Direct Target Groups
Senior-centrer organisations have all sorts of name, they may be public bodies, private organisations, NGOs, local associations, and in order to qualify for being part of that category, they just must involve a certain level of institutionalisation (formal membership or legal framing), a clear mission of support regarding seniors and some experience already in that respect on which we can build.
Indirect Target Groups
The senior themselves
- People who are looking for part-time jobs on the job market, either in the competence area in which they were before retirement, but also in new domains which they never had a chance to get into before
- People who are still in activity. These are the seniors beyond 55 years old, but not yet retired, and for whom the issue is to make the last stretch of professional life meaningful and/or transitional, still leaving them with enough role, status and projection options to maintain them proactive in their own terms.

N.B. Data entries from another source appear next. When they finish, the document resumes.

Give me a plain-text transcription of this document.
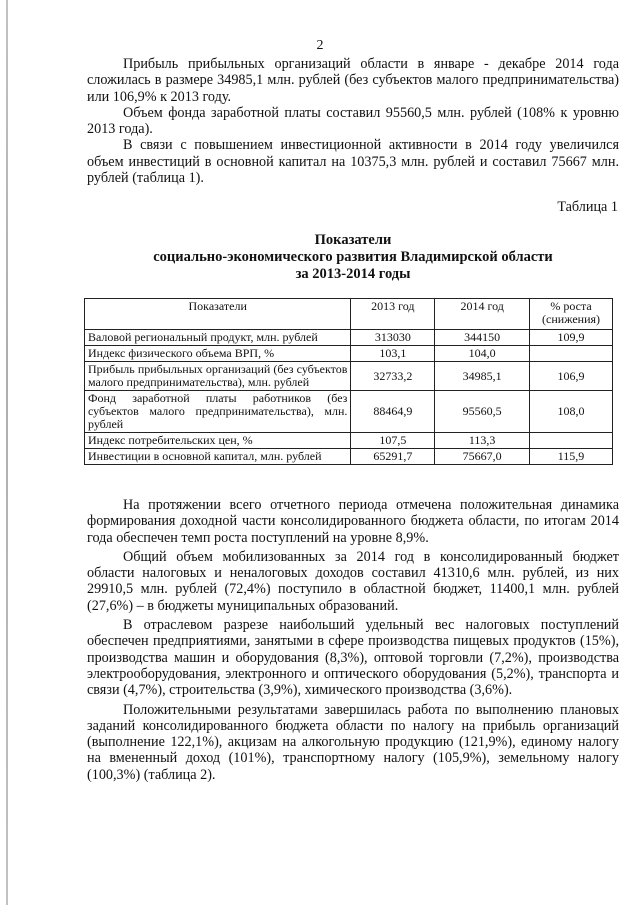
2

Прибыль прибыльных организаций области в январе - декабре 2014 года сложилась в размере 34985,1 млн. рублей (без субъектов малого предпринимательства) или 106,9% к 2013 году.

Объем фонда заработной платы составил 95560,5 млн. рублей (108% к уровню 2013 года).

В связи с повышением инвестиционной активности в 2014 году увеличился объем инвестиций в основной капитал на 10375,3 млн. рублей и составил 75667 млн. рублей (таблица 1).

Таблица 1
Показатели
социально-экономического развития Владимирской области
за 2013-2014 годы
Показатели	2013 год	2014 год	% роста (снижения)
Валовой региональный продукт, млн. рублей	313030	344150	109,9
Индекс физического объема ВРП, %	103,1	104,0	
Прибыль прибыльных организаций (без субъектов малого предпринимательства), млн. рублей	32733,2	34985,1	106,9
Фонд заработной платы работников (без субъектов малого предпринимательства), млн. рублей	88464,9	95560,5	108,0
Индекс потребительских цен, %	107,5	113,3	
Инвестиции в основной капитал, млн. рублей	65291,7	75667,0	115,9

На протяжении всего отчетного периода отмечена положительная динамика формирования доходной части консолидированного бюджета области, по итогам 2014 года обеспечен темп роста поступлений на уровне 8,9%.

Общий объем мобилизованных за 2014 год в консолидированный бюджет области налоговых и неналоговых доходов составил 41310,6 млн. рублей, из них 29910,5 млн. рублей (72,4%) поступило в областной бюджет, 11400,1 млн. рублей (27,6%) – в бюджеты муниципальных образований.

В отраслевом разрезе наибольший удельный вес налоговых поступлений обеспечен предприятиями, занятыми в сфере производства пищевых продуктов (15%), производства машин и оборудования (8,3%), оптовой торговли (7,2%), производства электрооборудования, электронного и оптического оборудования (5,2%), транспорта и связи (4,7%), строительства (3,9%), химического производства (3,6%).

Положительными результатами завершилась работа по выполнению плановых заданий консолидированного бюджета области по налогу на прибыль организаций (выполнение 122,1%), акцизам на алкогольную продукцию (121,9%), единому налогу на вмененный доход (101%), транспортному налогу (105,9%), земельному налогу (100,3%) (таблица 2).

- People who need adaptation of their occupational capacities or conditions, after suffering from some form of decrease of their physical or/and cognitive capacities (diminishing working time, sensory deficits, minor cognitive losses, more clearly identified and previously declared handicaps, etc.). Let’s also mention that in many cases, the deficit necessitating adaptations of working conditions may be temporary.

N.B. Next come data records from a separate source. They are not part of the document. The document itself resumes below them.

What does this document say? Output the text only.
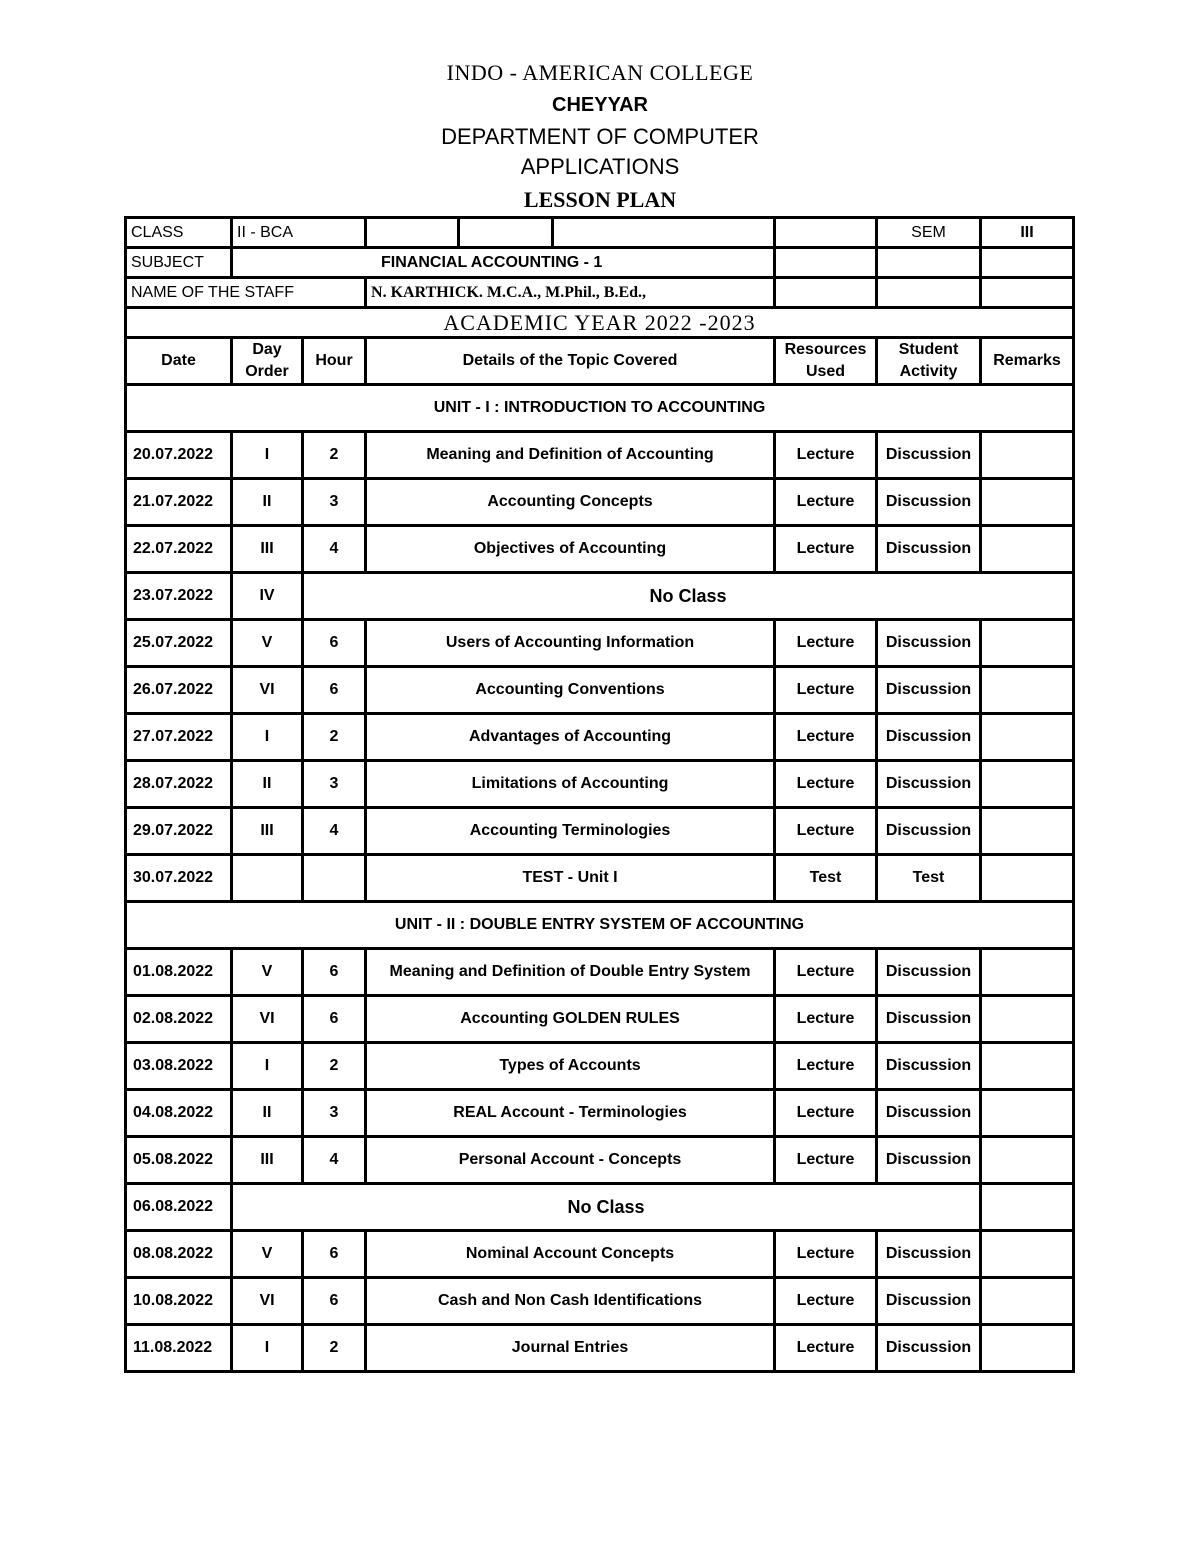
INDO - AMERICAN COLLEGE
CHEYYAR
DEPARTMENT OF COMPUTER
APPLICATIONS
LESSON PLAN
CLASS	II - BCA						SEM	III
SUBJECT	FINANCIAL ACCOUNTING - 1							
NAME OF THE STAFF			N. KARTHICK. M.C.A., M.Phil., B.Ed.,					
ACADEMIC YEAR 2022 -2023								
Date	Day Order	Hour	Details of the Topic Covered			Resources Used	Student Activity	Remarks
UNIT - I : INTRODUCTION TO ACCOUNTING								
20.07.2022	I	2	Meaning and Definition of Accounting			Lecture	Discussion	
21.07.2022	II	3	Accounting Concepts			Lecture	Discussion	
22.07.2022	III	4	Objectives of Accounting			Lecture	Discussion	
23.07.2022	IV	No Class						
25.07.2022	V	6	Users of Accounting Information			Lecture	Discussion	
26.07.2022	VI	6	Accounting Conventions			Lecture	Discussion	
27.07.2022	I	2	Advantages of Accounting			Lecture	Discussion	
28.07.2022	II	3	Limitations of Accounting			Lecture	Discussion	
29.07.2022	III	4	Accounting Terminologies			Lecture	Discussion	
30.07.2022			TEST - Unit I			Test	Test	
UNIT - II : DOUBLE ENTRY SYSTEM OF ACCOUNTING								
01.08.2022	V	6	Meaning and Definition of Double Entry System			Lecture	Discussion	
02.08.2022	VI	6	Accounting GOLDEN RULES			Lecture	Discussion	
03.08.2022	I	2	Types of Accounts			Lecture	Discussion	
04.08.2022	II	3	REAL Account - Terminologies			Lecture	Discussion	
05.08.2022	III	4	Personal Account - Concepts			Lecture	Discussion	
06.08.2022	No Class							
08.08.2022	V	6	Nominal Account Concepts			Lecture	Discussion	
10.08.2022	VI	6	Cash and Non Cash Identifications			Lecture	Discussion	
11.08.2022	I	2	Journal Entries			Lecture	Discussion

- People involved in social enterprises, with unclear business model or even no business perspective at all, but nevertheless engaged in promoting forms of socially-meaningful activities in which seniors may play a role.

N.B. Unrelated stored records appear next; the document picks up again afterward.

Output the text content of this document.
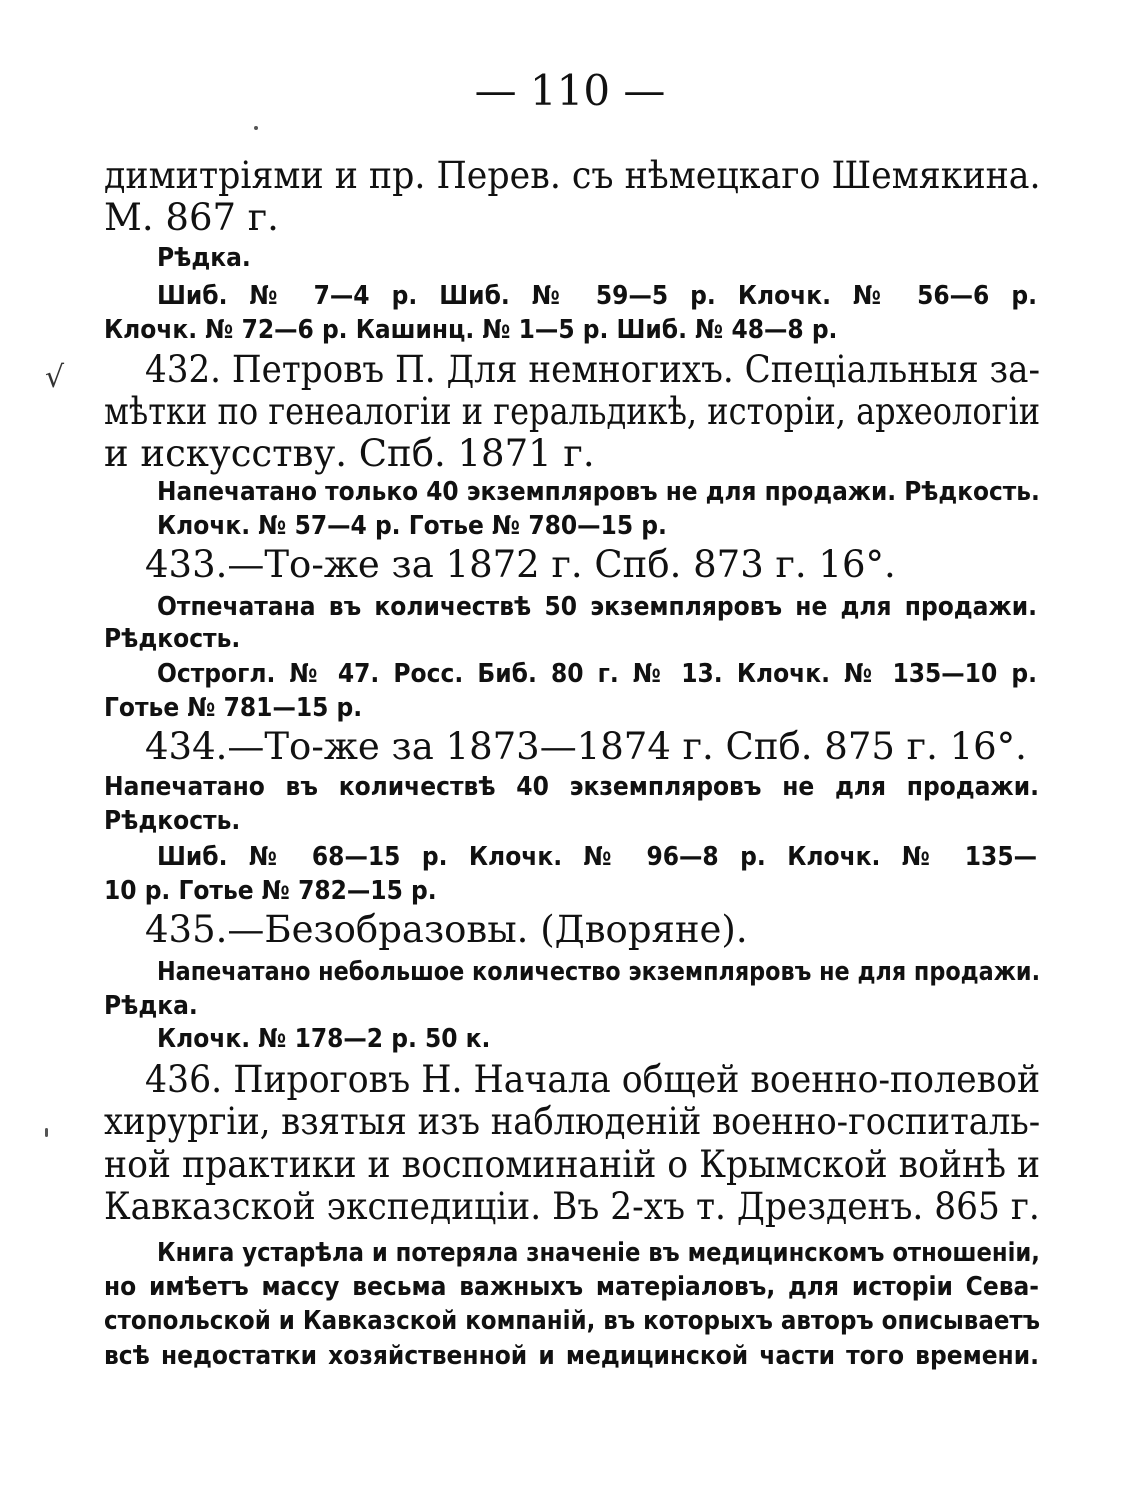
— 110 —
√
димитріями и пр. Перев. съ нѣмецкаго Шемякина.
М. 867 г.
Рѣдка.
Шиб. № 7—4 р. Шиб. № 59—5 р. Клочк. № 56—6 р.
Клочк. № 72—6 р. Кашинц. № 1—5 р. Шиб. № 48—8 р.
432. Петровъ П. Для немногихъ. Спеціальныя за-
мѣтки по генеалогіи и геральдикѣ, исторіи, археологіи
и искусству. Спб. 1871 г.
Напечатано только 40 экземпляровъ не для продажи. Рѣдкость.
Клочк. № 57—4 р. Готье № 780—15 р.
433.—То-же за 1872 г. Спб. 873 г. 16°.
Отпечатана въ количествѣ 50 экземпляровъ не для продажи.
Рѣдкость.
Острогл. № 47. Росс. Биб. 80 г. № 13. Клочк. № 135—10 р.
Готье № 781—15 р.
434.—То-же за 1873—1874 г. Спб. 875 г. 16°.
Напечатано въ количествѣ 40 экземпляровъ не для продажи.
Рѣдкость.
Шиб. № 68—15 р. Клочк. № 96—8 р. Клочк. № 135—
10 р. Готье № 782—15 р.
435.—Безобразовы. (Дворяне).
Напечатано небольшое количество экземпляровъ не для продажи.
Рѣдка.
Клочк. № 178—2 р. 50 к.
436. Пироговъ Н. Начала общей военно-полевой
хирургіи, взятыя изъ наблюденій военно-госпиталь-
ной практики и воспоминаній о Крымской войнѣ и
Кавказской экспедиціи. Въ 2-хъ т. Дрезденъ. 865 г.
Книга устарѣла и потеряла значеніе въ медицинскомъ отношеніи,
но имѣетъ массу весьма важныхъ матеріаловъ, для исторіи Сева-
стопольской и Кавказской компаній, въ которыхъ авторъ описываетъ
всѣ недостатки хозяйственной и медицинской части того времени.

- Micro-trading activities in which senior-centered or senior-sensitive organisations, as well as non-affiliated, individual seniors are engaged cover of course quite a large spectrum of domains, talents and services. It can be a category of users of its own, stable and effective, or a starting point for possible inroads in the per-wage occupation type. Needless to say, it involves seniors exchanging or micro-trading services among themselves, but also inter-generational practices.
- The “collective” users, meaning that a given task or sequence of tasks will be performed by a group of seniors (various delivery needs and schemes).
- Seniors teaming with juniors for various goals or activities.
All these forms of being a SpONSOR user may in addition combine.